Aku tidak nyaman dengan mereka seperti biasanya dengan laki-laki dan benci bagaimana mereka semua duduk di sampingku. Aku merasa terjebak, bertanya-tanya mengapa mereka meninggalkan kursi di samping ayah mereka.
Apakah mereka sudah mencoba berperan sebagai saudara yang terlalu protektif? Aku harap tidak. Aku bisa menjaga diriku sendiri dan tidak membutuhkannya.
Akhirnya aku memberanikan diri dan melihat mereka, terkejut melihat mereka juga melihatku. Mereka tampak anehnya familiar dan aku tidak ingat di mana aku pernah melihat mereka.
Suara Albert penuh dengan kehangatan dan kebanggaan. "Kenalkan, anak-anakku, Mia. Anak-anak, kenalkan Mia, calon saudara tiri kalian."

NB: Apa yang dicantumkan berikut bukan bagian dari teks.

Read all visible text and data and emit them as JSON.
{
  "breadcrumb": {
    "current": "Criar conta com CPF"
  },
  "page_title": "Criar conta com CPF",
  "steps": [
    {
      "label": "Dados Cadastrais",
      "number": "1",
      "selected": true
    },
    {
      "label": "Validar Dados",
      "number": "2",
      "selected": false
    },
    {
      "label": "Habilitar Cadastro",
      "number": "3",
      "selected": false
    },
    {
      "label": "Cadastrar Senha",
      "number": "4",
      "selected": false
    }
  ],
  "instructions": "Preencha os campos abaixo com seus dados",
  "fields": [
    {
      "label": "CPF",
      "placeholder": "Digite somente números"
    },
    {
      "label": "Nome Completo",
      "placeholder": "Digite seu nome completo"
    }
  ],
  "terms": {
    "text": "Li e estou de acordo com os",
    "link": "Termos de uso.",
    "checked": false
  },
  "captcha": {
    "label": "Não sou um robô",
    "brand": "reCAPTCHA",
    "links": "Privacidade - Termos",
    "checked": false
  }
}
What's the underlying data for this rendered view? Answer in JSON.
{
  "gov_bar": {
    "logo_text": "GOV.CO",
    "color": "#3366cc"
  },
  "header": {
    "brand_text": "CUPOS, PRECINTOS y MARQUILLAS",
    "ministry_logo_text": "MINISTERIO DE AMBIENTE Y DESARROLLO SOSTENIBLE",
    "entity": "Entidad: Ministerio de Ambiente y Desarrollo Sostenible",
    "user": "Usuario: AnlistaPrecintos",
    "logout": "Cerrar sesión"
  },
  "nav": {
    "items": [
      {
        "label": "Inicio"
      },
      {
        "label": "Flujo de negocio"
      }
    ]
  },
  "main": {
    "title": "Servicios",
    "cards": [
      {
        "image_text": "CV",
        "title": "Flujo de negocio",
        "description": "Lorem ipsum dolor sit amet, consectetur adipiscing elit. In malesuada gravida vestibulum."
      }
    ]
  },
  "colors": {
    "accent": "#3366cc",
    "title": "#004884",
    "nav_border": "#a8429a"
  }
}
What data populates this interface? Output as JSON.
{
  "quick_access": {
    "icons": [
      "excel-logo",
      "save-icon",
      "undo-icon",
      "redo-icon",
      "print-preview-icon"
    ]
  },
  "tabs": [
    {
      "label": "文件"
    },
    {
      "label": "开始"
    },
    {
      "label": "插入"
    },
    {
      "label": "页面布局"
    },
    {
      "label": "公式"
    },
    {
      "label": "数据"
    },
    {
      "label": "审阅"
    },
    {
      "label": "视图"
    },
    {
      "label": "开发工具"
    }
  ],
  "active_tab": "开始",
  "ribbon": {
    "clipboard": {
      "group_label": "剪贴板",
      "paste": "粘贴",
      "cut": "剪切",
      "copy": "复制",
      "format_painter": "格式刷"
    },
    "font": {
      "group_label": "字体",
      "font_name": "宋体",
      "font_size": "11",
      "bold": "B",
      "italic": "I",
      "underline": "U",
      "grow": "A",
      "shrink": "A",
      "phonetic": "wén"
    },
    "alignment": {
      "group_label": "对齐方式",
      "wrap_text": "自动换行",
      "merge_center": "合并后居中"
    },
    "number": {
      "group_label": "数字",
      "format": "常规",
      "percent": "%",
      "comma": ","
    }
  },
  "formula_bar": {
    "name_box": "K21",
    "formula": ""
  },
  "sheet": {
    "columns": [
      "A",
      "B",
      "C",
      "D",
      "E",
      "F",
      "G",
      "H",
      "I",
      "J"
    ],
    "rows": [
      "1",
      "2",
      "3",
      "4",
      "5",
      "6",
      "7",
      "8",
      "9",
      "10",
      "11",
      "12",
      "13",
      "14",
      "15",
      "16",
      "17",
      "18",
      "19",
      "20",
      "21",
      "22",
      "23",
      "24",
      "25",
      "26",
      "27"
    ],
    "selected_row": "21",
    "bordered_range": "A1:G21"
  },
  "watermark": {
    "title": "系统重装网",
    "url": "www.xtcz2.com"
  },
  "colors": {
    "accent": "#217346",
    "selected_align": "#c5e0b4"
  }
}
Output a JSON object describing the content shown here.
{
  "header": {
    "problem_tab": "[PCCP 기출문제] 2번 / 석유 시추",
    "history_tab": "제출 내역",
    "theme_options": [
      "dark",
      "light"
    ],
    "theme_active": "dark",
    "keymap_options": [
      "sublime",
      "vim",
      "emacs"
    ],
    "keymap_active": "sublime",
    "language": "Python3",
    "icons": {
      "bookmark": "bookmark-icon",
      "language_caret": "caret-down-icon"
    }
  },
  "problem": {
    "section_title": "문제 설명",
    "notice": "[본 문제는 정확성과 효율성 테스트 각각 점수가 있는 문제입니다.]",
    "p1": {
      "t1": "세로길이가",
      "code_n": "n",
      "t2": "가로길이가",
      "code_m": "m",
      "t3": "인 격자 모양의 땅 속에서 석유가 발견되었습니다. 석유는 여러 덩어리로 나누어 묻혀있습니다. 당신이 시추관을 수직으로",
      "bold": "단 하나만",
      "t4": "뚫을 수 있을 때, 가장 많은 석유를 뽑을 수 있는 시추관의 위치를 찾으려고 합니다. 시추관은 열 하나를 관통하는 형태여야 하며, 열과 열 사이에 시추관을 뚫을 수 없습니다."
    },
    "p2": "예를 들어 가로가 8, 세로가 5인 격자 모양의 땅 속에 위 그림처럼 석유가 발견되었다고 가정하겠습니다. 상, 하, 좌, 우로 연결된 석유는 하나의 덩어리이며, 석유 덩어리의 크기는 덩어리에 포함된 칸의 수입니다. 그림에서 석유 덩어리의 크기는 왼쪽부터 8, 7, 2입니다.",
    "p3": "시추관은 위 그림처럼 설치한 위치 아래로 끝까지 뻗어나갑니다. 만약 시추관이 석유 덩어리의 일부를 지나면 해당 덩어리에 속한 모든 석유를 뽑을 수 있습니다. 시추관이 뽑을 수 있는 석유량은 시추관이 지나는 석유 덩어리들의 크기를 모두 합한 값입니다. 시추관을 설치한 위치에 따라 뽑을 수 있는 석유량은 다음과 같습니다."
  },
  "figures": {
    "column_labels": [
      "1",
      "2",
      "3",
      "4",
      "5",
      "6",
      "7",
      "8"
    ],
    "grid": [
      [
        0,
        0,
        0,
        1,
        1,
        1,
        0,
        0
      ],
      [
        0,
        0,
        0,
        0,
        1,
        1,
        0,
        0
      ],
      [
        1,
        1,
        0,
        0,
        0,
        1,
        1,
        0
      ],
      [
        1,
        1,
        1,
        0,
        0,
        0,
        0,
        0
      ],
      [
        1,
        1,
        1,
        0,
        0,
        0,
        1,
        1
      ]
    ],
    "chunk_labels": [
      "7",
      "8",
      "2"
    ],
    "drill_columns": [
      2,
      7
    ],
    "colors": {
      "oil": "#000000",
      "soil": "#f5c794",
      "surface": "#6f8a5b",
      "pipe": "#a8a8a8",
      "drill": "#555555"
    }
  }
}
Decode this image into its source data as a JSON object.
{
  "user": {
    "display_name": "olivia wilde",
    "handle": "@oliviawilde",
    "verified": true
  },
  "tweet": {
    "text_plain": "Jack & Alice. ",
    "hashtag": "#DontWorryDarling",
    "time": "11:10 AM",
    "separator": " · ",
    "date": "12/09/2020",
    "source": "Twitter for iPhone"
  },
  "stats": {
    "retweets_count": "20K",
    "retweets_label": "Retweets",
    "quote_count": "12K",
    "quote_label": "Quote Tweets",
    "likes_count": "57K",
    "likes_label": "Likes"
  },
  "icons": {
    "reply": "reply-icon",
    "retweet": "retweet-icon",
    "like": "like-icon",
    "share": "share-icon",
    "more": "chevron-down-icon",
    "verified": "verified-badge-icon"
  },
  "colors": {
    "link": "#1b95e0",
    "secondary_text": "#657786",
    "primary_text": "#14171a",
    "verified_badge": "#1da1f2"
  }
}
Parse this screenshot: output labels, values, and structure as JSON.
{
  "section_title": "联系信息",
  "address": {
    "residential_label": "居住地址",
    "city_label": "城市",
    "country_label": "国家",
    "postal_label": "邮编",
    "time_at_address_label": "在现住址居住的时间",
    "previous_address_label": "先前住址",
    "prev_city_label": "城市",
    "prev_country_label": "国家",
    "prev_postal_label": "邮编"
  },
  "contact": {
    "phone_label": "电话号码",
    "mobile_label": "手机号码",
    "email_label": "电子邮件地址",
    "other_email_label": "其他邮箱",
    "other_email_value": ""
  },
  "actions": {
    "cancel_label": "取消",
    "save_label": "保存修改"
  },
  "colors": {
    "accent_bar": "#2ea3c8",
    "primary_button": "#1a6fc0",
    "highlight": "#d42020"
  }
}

"Mereka harus saling mengenal." Kudengar ibu berkata, melihat Albert. "Bukankah kamu bilang mereka semua bersekolah di SMA yang sama dengan Mia?"
Aku terkejut, ciut ketakutan saat aku mengingat di mana aku pernah bertemu mereka. Quinn, Jack, dan John, si kembar tiga yang membawa kesengsaraan dalam hidupku di SMA.
Aku melihat mereka lagi dan melihat mereka tersenyum padaku. Bajingan-bajingan itu. Mereka sudah mengenaliku. Aku ingin berdiri dari meja dan lari. Ini adalah kesalahan. Bagaimana bisa ibu menikah dengan ayah mereka? Bagaimana bisa Albert, sebaik dia, menjadi ayah dari setan-setan berwajah tampan itu?
Aku tidak ragu bahwa satu-satunya hal yang mereka warisi dari ayah mereka adalah penampilannya.
Ibu tampaknya menyadari perubahan ekspresiku. Andai saja dia tahu bahwa itu adalah teror yang membangun di hatiku.
"Apakah kamu baik-baik saja, sayang?"
Ibuku bahagia dan aku tidak ingin merusaknya untuknya. Aku menelan ludah dan menggelengkan kepala. Aku bahkan tidak bisa berbicara melewati benjolan di tenggorokanku.
Jack mengulurkan tangan dan menepuk kepalaku dengan main-main. "Adik kecil baru kita sangat lucu. Kita akan menjaganya."
Butuh segala kekuatan yang kumiliki untuk duduk diam dan tidak meringis saat dia menyentuhku.